Feministische Pädagoginnen fordern aber auch den Erhalt bestehender Mädchenschulen und die Errichtung neuer feministischer Mädchenschulen.1 Diese sind nicht als Schonraum gedacht, sondern als Freiraum, in dem Mädchen frei von geschlechtsspezifischen Rollenerwartungen ihre Interessen entfalten können. Die Beobachtung an koedukativen Schulen hat gezeigt, daß gerade leistungsstarke Mädchen Schwierigkeiten damit haben, ihre intellektuellen Fähigkeiten in Einklang mit ihrem weiblichen Selbstbild zu bringen. Die gesellschaftliche, und das heißt patriarchalische Erwartung, daß ein Mädchen oder eine Frau in erster Linie für Männer attraktiv zu sein hat, sitzt tiefer, als wir es uns vielleicht wünschen.

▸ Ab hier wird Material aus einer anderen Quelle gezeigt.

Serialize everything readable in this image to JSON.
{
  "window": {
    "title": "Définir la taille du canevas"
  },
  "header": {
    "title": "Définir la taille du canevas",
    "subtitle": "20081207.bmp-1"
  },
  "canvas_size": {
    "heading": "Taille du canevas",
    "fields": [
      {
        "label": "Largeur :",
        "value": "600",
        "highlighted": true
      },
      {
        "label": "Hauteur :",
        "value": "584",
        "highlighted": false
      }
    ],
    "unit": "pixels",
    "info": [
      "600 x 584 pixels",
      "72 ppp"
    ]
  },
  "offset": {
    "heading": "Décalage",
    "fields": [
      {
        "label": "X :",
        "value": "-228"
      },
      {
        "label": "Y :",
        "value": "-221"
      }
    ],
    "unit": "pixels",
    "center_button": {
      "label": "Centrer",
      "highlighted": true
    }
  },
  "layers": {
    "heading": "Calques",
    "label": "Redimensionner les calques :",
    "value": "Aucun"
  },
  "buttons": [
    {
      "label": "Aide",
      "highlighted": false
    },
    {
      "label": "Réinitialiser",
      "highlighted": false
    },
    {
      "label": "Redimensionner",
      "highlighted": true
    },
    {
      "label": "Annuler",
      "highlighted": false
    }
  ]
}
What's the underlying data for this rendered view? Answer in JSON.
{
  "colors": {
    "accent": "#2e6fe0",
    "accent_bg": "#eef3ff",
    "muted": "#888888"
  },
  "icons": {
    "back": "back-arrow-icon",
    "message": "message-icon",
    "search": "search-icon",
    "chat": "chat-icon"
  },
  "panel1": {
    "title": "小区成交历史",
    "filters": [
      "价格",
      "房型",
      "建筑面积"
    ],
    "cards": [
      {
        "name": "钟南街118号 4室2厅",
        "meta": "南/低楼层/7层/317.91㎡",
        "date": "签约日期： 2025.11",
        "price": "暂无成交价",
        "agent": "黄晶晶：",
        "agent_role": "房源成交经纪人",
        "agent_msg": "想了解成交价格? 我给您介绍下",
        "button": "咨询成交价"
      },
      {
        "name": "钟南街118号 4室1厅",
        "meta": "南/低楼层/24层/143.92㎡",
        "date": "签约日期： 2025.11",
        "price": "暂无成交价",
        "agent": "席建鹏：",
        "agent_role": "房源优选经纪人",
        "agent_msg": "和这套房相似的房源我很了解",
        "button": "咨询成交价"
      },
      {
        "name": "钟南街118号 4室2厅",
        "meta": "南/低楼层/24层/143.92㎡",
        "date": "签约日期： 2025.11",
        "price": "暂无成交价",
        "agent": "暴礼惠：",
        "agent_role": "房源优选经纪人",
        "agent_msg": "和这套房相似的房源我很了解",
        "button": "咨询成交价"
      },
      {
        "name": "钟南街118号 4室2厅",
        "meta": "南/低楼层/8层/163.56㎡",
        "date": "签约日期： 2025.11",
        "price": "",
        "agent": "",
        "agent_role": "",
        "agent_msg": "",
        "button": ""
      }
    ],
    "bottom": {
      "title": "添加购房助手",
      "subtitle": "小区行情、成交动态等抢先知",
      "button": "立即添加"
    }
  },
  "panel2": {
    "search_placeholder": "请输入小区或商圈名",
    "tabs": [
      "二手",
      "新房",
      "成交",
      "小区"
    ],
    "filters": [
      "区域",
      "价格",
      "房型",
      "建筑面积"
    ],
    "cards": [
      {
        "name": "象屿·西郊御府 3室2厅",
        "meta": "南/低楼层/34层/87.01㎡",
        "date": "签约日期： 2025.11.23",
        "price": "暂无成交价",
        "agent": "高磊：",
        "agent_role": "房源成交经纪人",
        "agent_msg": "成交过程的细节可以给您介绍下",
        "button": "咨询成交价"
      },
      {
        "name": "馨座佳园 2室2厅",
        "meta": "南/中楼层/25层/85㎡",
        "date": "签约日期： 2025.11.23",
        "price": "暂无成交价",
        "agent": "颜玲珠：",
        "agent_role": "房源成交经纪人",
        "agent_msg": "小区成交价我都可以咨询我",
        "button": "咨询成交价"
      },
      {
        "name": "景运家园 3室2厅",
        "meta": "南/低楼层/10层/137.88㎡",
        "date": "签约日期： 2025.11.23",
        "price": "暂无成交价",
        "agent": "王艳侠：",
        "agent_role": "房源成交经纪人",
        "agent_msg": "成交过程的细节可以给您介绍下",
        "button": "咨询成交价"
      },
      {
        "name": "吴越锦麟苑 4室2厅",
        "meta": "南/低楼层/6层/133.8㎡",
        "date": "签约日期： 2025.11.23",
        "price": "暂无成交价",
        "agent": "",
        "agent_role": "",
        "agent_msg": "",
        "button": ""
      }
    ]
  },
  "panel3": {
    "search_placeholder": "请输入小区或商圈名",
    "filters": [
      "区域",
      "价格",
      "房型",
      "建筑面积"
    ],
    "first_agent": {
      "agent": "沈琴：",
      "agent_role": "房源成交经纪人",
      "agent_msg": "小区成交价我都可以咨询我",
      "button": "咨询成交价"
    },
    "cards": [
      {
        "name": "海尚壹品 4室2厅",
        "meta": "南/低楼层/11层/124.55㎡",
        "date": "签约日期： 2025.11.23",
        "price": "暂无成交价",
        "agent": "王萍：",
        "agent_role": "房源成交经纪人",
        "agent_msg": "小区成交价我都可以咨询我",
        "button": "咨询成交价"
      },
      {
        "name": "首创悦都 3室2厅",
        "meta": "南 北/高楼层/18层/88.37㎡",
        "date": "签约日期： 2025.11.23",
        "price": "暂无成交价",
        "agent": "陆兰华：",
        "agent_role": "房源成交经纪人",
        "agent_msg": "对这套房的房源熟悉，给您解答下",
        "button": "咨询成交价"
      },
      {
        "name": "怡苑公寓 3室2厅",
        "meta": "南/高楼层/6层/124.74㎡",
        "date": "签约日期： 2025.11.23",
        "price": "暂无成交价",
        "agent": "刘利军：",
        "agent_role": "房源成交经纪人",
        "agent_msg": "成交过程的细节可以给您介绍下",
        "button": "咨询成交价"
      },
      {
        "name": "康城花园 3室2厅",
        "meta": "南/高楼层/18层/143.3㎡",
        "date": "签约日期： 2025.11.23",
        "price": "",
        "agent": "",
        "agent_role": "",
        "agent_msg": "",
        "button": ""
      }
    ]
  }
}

Mädchen müssen die Erfahrung machen können, daß sie als Mädchen und nicht als geschlechtsneutrale Wesen kreative und intellektuelle Leistungen erbringen können und dafür Anerkennung bekommen. Zur Entwicklung solch eines Weiblichkeitsbildes - frei von männlichen Erwartungen und Vorstellungen - wäre eine feministische Mädchenschule sicherlich nicht der schlechteste Ort.

1 Bis jetzt gibt es zwei Initiativgruppen zur Gründung feministischer Mädchenschulen, und zwar in Hamburg und Berlin. Nähere Informationen sind über die Zeitschrift 'Frauen und Schule‘, Dieffenbachstraße 27, 1000 Berlin 61, zu erhalten.